Norris at the DMA sees this as unnecessary. “The diehards require double opt-in [the technique described above], but nothing in all our investigations indicate that it is necessary.”
Brown disagrees even with the DMA’s terminology. “They call it ‘double opt-in’, a piece of marketing-speak designed to make it sound like you have to jump through hoops.” He has personally been a victim of third-party opt-in, he says. He was recently signed up to "about 40 lists on CNN" without his knowledge. He contacted CNN to try to alert them to the dangers of single opt-in.
Brown also claims his ISP has received email from "DMA associates", and even some from a source apparently in the dma.org.nz domain, to email addresses that do not exist. This is one of the telltale signs of a sender using a large list of addresses marketed by a third party on a CD-ROM.
Some organisations selling such lists represent them as lists of people who have “opted in” to receiving general marketing messages.
“All [Brown] has to do,” says Norris, “is to share the evidence with us, and we will work with him. We’re both aiming at the same end, though from different approaches.
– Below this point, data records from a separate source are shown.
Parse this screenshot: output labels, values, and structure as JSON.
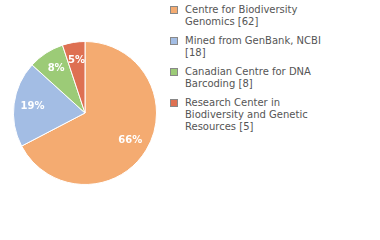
{
  "chart_data": {
    "type": "pie",
    "categories": [
      "Centre for Biodiversity Genomics [62]",
      "Mined from GenBank, NCBI [18]",
      "Canadian Centre for DNA Barcoding [8]",
      "Research Center in Biodiversity and Genetic Resources [5]"
    ],
    "values": [
      66,
      19,
      8,
      5
    ],
    "value_labels": [
      "66%",
      "19%",
      "8%",
      "5%"
    ],
    "colors": [
      "#f4ab71",
      "#a3bde4",
      "#9ccb77",
      "#de7052"
    ],
    "data_labels": true,
    "legend": "right"
  }
}
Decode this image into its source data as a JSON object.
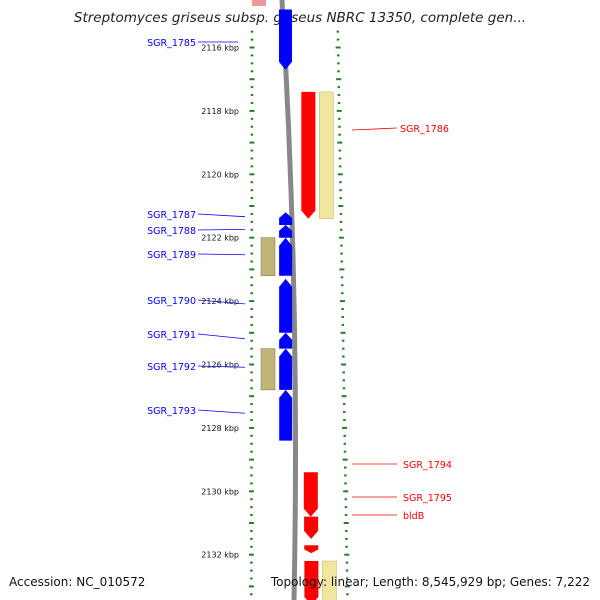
{
  "title": "Streptomyces griseus subsp. griseus NBRC 13350, complete gen...",
  "footer": {
    "accession": "Accession: NC_010572",
    "summary": "Topology: linear; Length: 8,545,929 bp; Genes: 7,222"
  },
  "colors": {
    "reverse_gene": "#0000ff",
    "forward_gene": "#ff0000",
    "forward_cds": "#f0e6a0",
    "reverse_cds": "#bfb57a",
    "tick": "#2a7a2a",
    "chromosome": "#888888"
  },
  "axis": {
    "ticks": [
      {
        "kbp": 2116,
        "label": "2116 kbp"
      },
      {
        "kbp": 2118,
        "label": "2118 kbp"
      },
      {
        "kbp": 2120,
        "label": "2120 kbp"
      },
      {
        "kbp": 2122,
        "label": "2122 kbp"
      },
      {
        "kbp": 2124,
        "label": "2124 kbp"
      },
      {
        "kbp": 2126,
        "label": "2126 kbp"
      },
      {
        "kbp": 2128,
        "label": "2128 kbp"
      },
      {
        "kbp": 2130,
        "label": "2130 kbp"
      },
      {
        "kbp": 2132,
        "label": "2132 kbp"
      }
    ]
  },
  "genes_reverse": [
    {
      "name": "SGR_1785",
      "start": 2114.8,
      "end": 2116.7,
      "cds": false
    },
    {
      "name": "SGR_1787",
      "start": 2121.2,
      "end": 2121.6,
      "cds": false
    },
    {
      "name": "SGR_1788",
      "start": 2121.6,
      "end": 2122.0,
      "cds": false
    },
    {
      "name": "SGR_1789",
      "start": 2122.0,
      "end": 2123.2,
      "cds": true
    },
    {
      "name": "SGR_1790",
      "start": 2123.3,
      "end": 2125.0,
      "cds": false
    },
    {
      "name": "SGR_1791",
      "start": 2125.0,
      "end": 2125.5,
      "cds": false
    },
    {
      "name": "SGR_1792",
      "start": 2125.5,
      "end": 2126.8,
      "cds": true
    },
    {
      "name": "SGR_1793",
      "start": 2126.8,
      "end": 2128.4,
      "cds": false
    }
  ],
  "genes_forward": [
    {
      "name": "SGR_1786",
      "start": 2117.4,
      "end": 2121.4,
      "cds": true
    },
    {
      "name": "SGR_1794",
      "start": 2129.4,
      "end": 2130.8,
      "cds": false
    },
    {
      "name": "SGR_1795",
      "start": 2130.8,
      "end": 2131.5,
      "cds": false
    },
    {
      "name": "bldB",
      "start": 2131.7,
      "end": 2131.95,
      "cds": false
    },
    {
      "name": "",
      "start": 2132.2,
      "end": 2134.0,
      "cds": true
    }
  ]
}
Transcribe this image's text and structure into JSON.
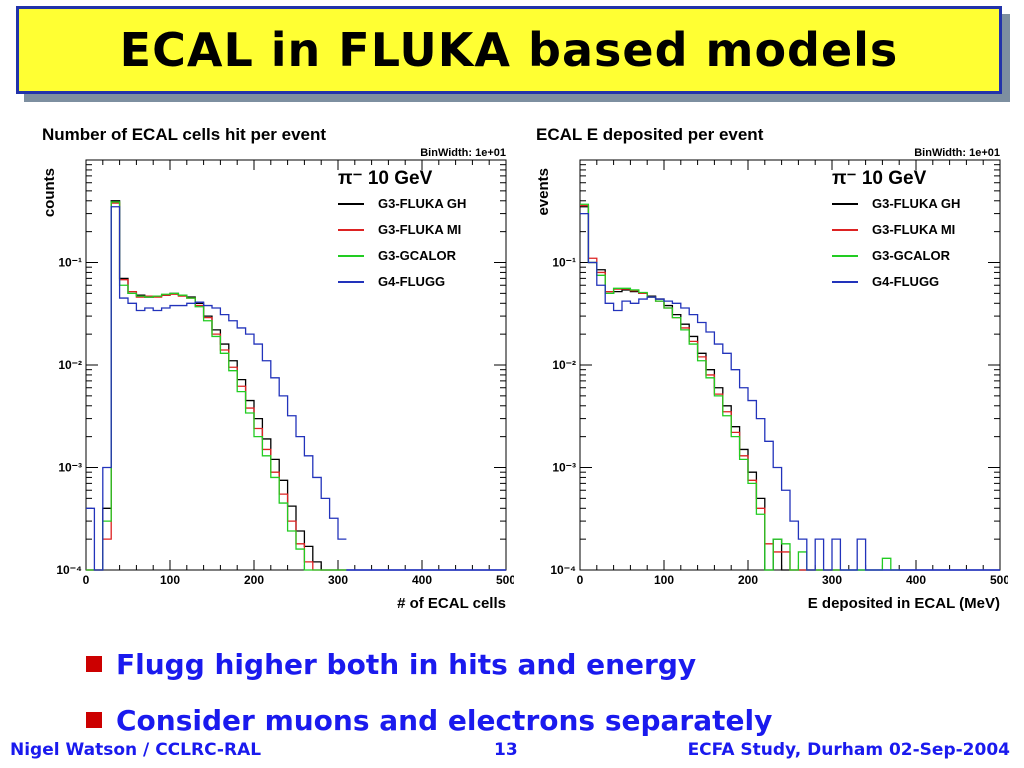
{
  "slide": {
    "title": "ECAL in FLUKA based models",
    "bullets": [
      "Flugg higher both in hits and energy",
      "Consider muons and electrons separately"
    ],
    "footer": {
      "left": "Nigel Watson / CCLRC-RAL",
      "center": "13",
      "right": "ECFA Study, Durham 02-Sep-2004"
    },
    "colors": {
      "title_bg": "#ffff33",
      "title_border": "#2233aa",
      "bullet_marker": "#cc0000",
      "text_blue": "#1a1aee"
    }
  },
  "chart_data": [
    {
      "type": "line",
      "title": "Number of ECAL cells hit per event",
      "binwidth_label": "BinWidth: 1e+01",
      "xlabel": "# of ECAL cells",
      "ylabel": "counts",
      "xlim": [
        0,
        500
      ],
      "ylim": [
        0.0001,
        1
      ],
      "yscale": "log",
      "xticks": [
        "0",
        "100",
        "200",
        "300",
        "400",
        "500"
      ],
      "yticks": [
        "10^-4",
        "10^-3",
        "10^-2",
        "10^-1"
      ],
      "legend_title": "π⁻ 10 GeV",
      "legend_position": "top-right",
      "grid": false,
      "series": [
        {
          "name": "G3-FLUKA GH",
          "color": "#000000",
          "x": [
            0,
            10,
            20,
            30,
            40,
            50,
            60,
            70,
            80,
            90,
            100,
            110,
            120,
            130,
            140,
            150,
            160,
            170,
            180,
            190,
            200,
            210,
            220,
            230,
            240,
            250,
            260,
            270,
            280,
            290,
            300
          ],
          "values": [
            0.0001,
            0.0001,
            0.0004,
            0.4,
            0.07,
            0.05,
            0.048,
            0.046,
            0.047,
            0.048,
            0.05,
            0.048,
            0.046,
            0.04,
            0.03,
            0.022,
            0.016,
            0.011,
            0.0072,
            0.0045,
            0.003,
            0.0019,
            0.0012,
            0.00075,
            0.00042,
            0.00024,
            0.00017,
            0.00012,
            0.0001,
            0.0001,
            0.0001
          ]
        },
        {
          "name": "G3-FLUKA MI",
          "color": "#dd2222",
          "x": [
            0,
            10,
            20,
            30,
            40,
            50,
            60,
            70,
            80,
            90,
            100,
            110,
            120,
            130,
            140,
            150,
            160,
            170,
            180,
            190,
            200,
            210,
            220,
            230,
            240,
            250,
            260,
            270,
            280,
            290,
            300
          ],
          "values": [
            0.0001,
            0.0001,
            0.0002,
            0.38,
            0.068,
            0.052,
            0.046,
            0.047,
            0.046,
            0.048,
            0.049,
            0.047,
            0.045,
            0.038,
            0.029,
            0.02,
            0.014,
            0.0095,
            0.0062,
            0.0038,
            0.0024,
            0.0015,
            0.0009,
            0.00055,
            0.0003,
            0.00018,
            0.00012,
            0.0001,
            0.0001,
            0.0001,
            0.0001
          ]
        },
        {
          "name": "G3-GCALOR",
          "color": "#22cc22",
          "x": [
            0,
            10,
            20,
            30,
            40,
            50,
            60,
            70,
            80,
            90,
            100,
            110,
            120,
            130,
            140,
            150,
            160,
            170,
            180,
            190,
            200,
            210,
            220,
            230,
            240,
            250,
            260,
            270,
            280,
            290,
            300
          ],
          "values": [
            0.0001,
            0.0001,
            0.0003,
            0.39,
            0.06,
            0.05,
            0.047,
            0.046,
            0.047,
            0.049,
            0.05,
            0.048,
            0.045,
            0.037,
            0.027,
            0.019,
            0.013,
            0.0088,
            0.0055,
            0.0034,
            0.002,
            0.0013,
            0.0008,
            0.00045,
            0.00024,
            0.00016,
            0.0001,
            0.0001,
            0.0001,
            0.0001,
            0.0001
          ]
        },
        {
          "name": "G4-FLUGG",
          "color": "#2233bb",
          "x": [
            0,
            10,
            20,
            30,
            40,
            50,
            60,
            70,
            80,
            90,
            100,
            110,
            120,
            130,
            140,
            150,
            160,
            170,
            180,
            190,
            200,
            210,
            220,
            230,
            240,
            250,
            260,
            270,
            280,
            290,
            300
          ],
          "values": [
            0.0004,
            0.0001,
            0.001,
            0.35,
            0.045,
            0.04,
            0.034,
            0.036,
            0.034,
            0.036,
            0.038,
            0.038,
            0.04,
            0.041,
            0.038,
            0.036,
            0.031,
            0.027,
            0.023,
            0.02,
            0.016,
            0.011,
            0.0075,
            0.005,
            0.0032,
            0.002,
            0.0013,
            0.0008,
            0.0005,
            0.00032,
            0.0002
          ]
        }
      ]
    },
    {
      "type": "line",
      "title": "ECAL E deposited per event",
      "binwidth_label": "BinWidth: 1e+01",
      "xlabel": "E deposited in ECAL (MeV)",
      "ylabel": "events",
      "xlim": [
        0,
        500
      ],
      "ylim": [
        0.0001,
        1
      ],
      "yscale": "log",
      "xticks": [
        "0",
        "100",
        "200",
        "300",
        "400",
        "500"
      ],
      "yticks": [
        "10^-4",
        "10^-3",
        "10^-2",
        "10^-1"
      ],
      "legend_title": "π⁻ 10 GeV",
      "legend_position": "top-right",
      "grid": false,
      "series": [
        {
          "name": "G3-FLUKA GH",
          "color": "#000000",
          "x": [
            0,
            10,
            20,
            30,
            40,
            50,
            60,
            70,
            80,
            90,
            100,
            110,
            120,
            130,
            140,
            150,
            160,
            170,
            180,
            190,
            200,
            210,
            220,
            230,
            240,
            250,
            260,
            270,
            280,
            290,
            300
          ],
          "values": [
            0.35,
            0.1,
            0.085,
            0.05,
            0.052,
            0.054,
            0.052,
            0.05,
            0.047,
            0.044,
            0.038,
            0.031,
            0.025,
            0.019,
            0.013,
            0.009,
            0.006,
            0.004,
            0.0025,
            0.0015,
            0.0009,
            0.0005,
            0.0001,
            0.0002,
            0.0001,
            0.0001,
            0.0001,
            0.0001,
            0.0001,
            0.0001,
            0.0001
          ]
        },
        {
          "name": "G3-FLUKA MI",
          "color": "#dd2222",
          "x": [
            0,
            10,
            20,
            30,
            40,
            50,
            60,
            70,
            80,
            90,
            100,
            110,
            120,
            130,
            140,
            150,
            160,
            170,
            180,
            190,
            200,
            210,
            220,
            230,
            240,
            250,
            260,
            270,
            280,
            290,
            300
          ],
          "values": [
            0.36,
            0.11,
            0.08,
            0.052,
            0.055,
            0.055,
            0.053,
            0.05,
            0.046,
            0.042,
            0.036,
            0.029,
            0.023,
            0.017,
            0.012,
            0.008,
            0.0052,
            0.0035,
            0.0022,
            0.0013,
            0.00075,
            0.0004,
            0.00018,
            0.00015,
            0.00015,
            0.0001,
            0.0001,
            0.0001,
            0.0001,
            0.0001,
            0.0001
          ]
        },
        {
          "name": "G3-GCALOR",
          "color": "#22cc22",
          "x": [
            0,
            10,
            20,
            30,
            40,
            50,
            60,
            70,
            80,
            90,
            100,
            110,
            120,
            130,
            140,
            150,
            160,
            170,
            180,
            190,
            200,
            210,
            220,
            230,
            240,
            250,
            260,
            270,
            280,
            290,
            300,
            310,
            320,
            330,
            340,
            350,
            360,
            370
          ],
          "values": [
            0.37,
            0.1,
            0.075,
            0.05,
            0.056,
            0.056,
            0.054,
            0.051,
            0.046,
            0.042,
            0.036,
            0.029,
            0.022,
            0.016,
            0.011,
            0.0075,
            0.005,
            0.0032,
            0.002,
            0.0012,
            0.0007,
            0.00035,
            0.0001,
            0.0002,
            0.00018,
            0.0001,
            0.00015,
            0.0001,
            0.0001,
            0.0001,
            0.0001,
            0.0001,
            0.0001,
            0.0001,
            0.0001,
            0.0001,
            0.00013,
            0.0001
          ]
        },
        {
          "name": "G4-FLUGG",
          "color": "#2233bb",
          "x": [
            0,
            10,
            20,
            30,
            40,
            50,
            60,
            70,
            80,
            90,
            100,
            110,
            120,
            130,
            140,
            150,
            160,
            170,
            180,
            190,
            200,
            210,
            220,
            230,
            240,
            250,
            260,
            270,
            280,
            290,
            300,
            310,
            320,
            330,
            340
          ],
          "values": [
            0.3,
            0.1,
            0.06,
            0.04,
            0.034,
            0.042,
            0.04,
            0.044,
            0.046,
            0.044,
            0.042,
            0.04,
            0.036,
            0.031,
            0.026,
            0.021,
            0.016,
            0.013,
            0.009,
            0.006,
            0.0045,
            0.003,
            0.0018,
            0.001,
            0.0006,
            0.0003,
            0.0002,
            0.0001,
            0.0002,
            0.0001,
            0.0002,
            0.0001,
            0.0001,
            0.0002,
            0.0001
          ]
        }
      ]
    }
  ]
}
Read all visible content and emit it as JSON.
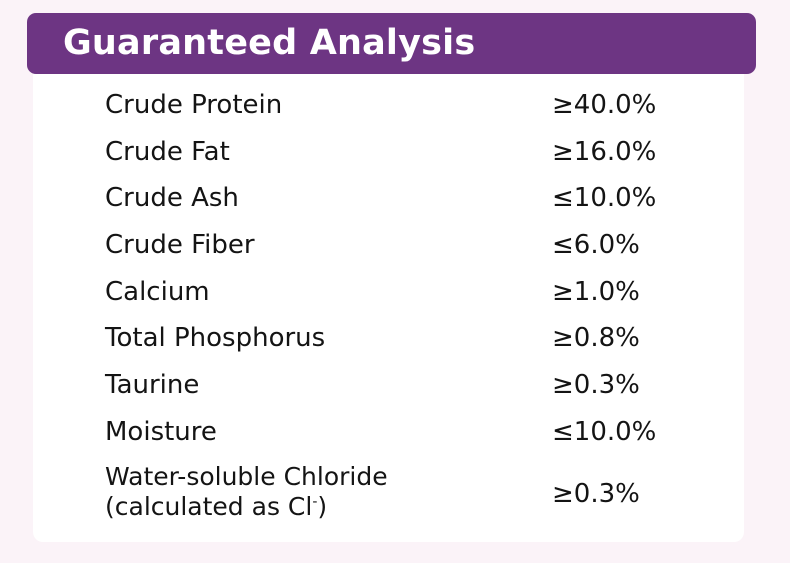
{
  "header": {
    "title": "Guaranteed Analysis"
  },
  "analysis": {
    "rows": [
      {
        "nutrient": "Crude Protein",
        "value": "≥40.0%"
      },
      {
        "nutrient": "Crude Fat",
        "value": "≥16.0%"
      },
      {
        "nutrient": "Crude Ash",
        "value": "≤10.0%"
      },
      {
        "nutrient": "Crude Fiber",
        "value": "≤6.0%"
      },
      {
        "nutrient": "Calcium",
        "value": "≥1.0%"
      },
      {
        "nutrient": "Total Phosphorus",
        "value": "≥0.8%"
      },
      {
        "nutrient": "Taurine",
        "value": "≥0.3%"
      },
      {
        "nutrient": "Moisture",
        "value": "≤10.0%"
      },
      {
        "nutrient_line1": "Water-soluble Chloride",
        "nutrient_line2_prefix": "(calculated as Cl",
        "nutrient_line2_superscript": "-",
        "nutrient_line2_suffix": ")",
        "value": "≥0.3%"
      }
    ]
  },
  "colors": {
    "header_background": "#6d3583",
    "header_text": "#ffffff",
    "page_background": "#fbf3f8",
    "card_background": "#ffffff",
    "text": "#141414"
  }
}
But we [the DMA] are strong supporters of natural justice, which says you don’t make accusations until you know all the facts.”
ORBS (Open-Relay Behaviour Modification System) seeks as a major part of its activity to block sites that - perhaps through negligence - allow spammers to use them as a relay point. So the spam message appears to come from, say firstname.lastname@example.org, when XYZ Co (on receiving a protest note from the victim) insists, rightly, that there is no such address on its server.
ORBS software and a list of offending sites - spammers, opt-out supporters and open-relay operators - is sent out to participating ISPs, so their mail servers will block any traffic from a site on the list. An IP address (18.104.22.168), a mail server at the DMA, has been put on that list.
Brown doesn’t see any resolution of the situation until DMA takes a more constructive approach to the harm he says it is causing.
The DMA, he charges, is "encouraging policies that will result in the death of email. Do you really want email to be set up so you only accept messages from people you know in real life?" he asks rhetorically, "because more and more people are doing just that [to shut out spam], and when everyone does it, email is finished."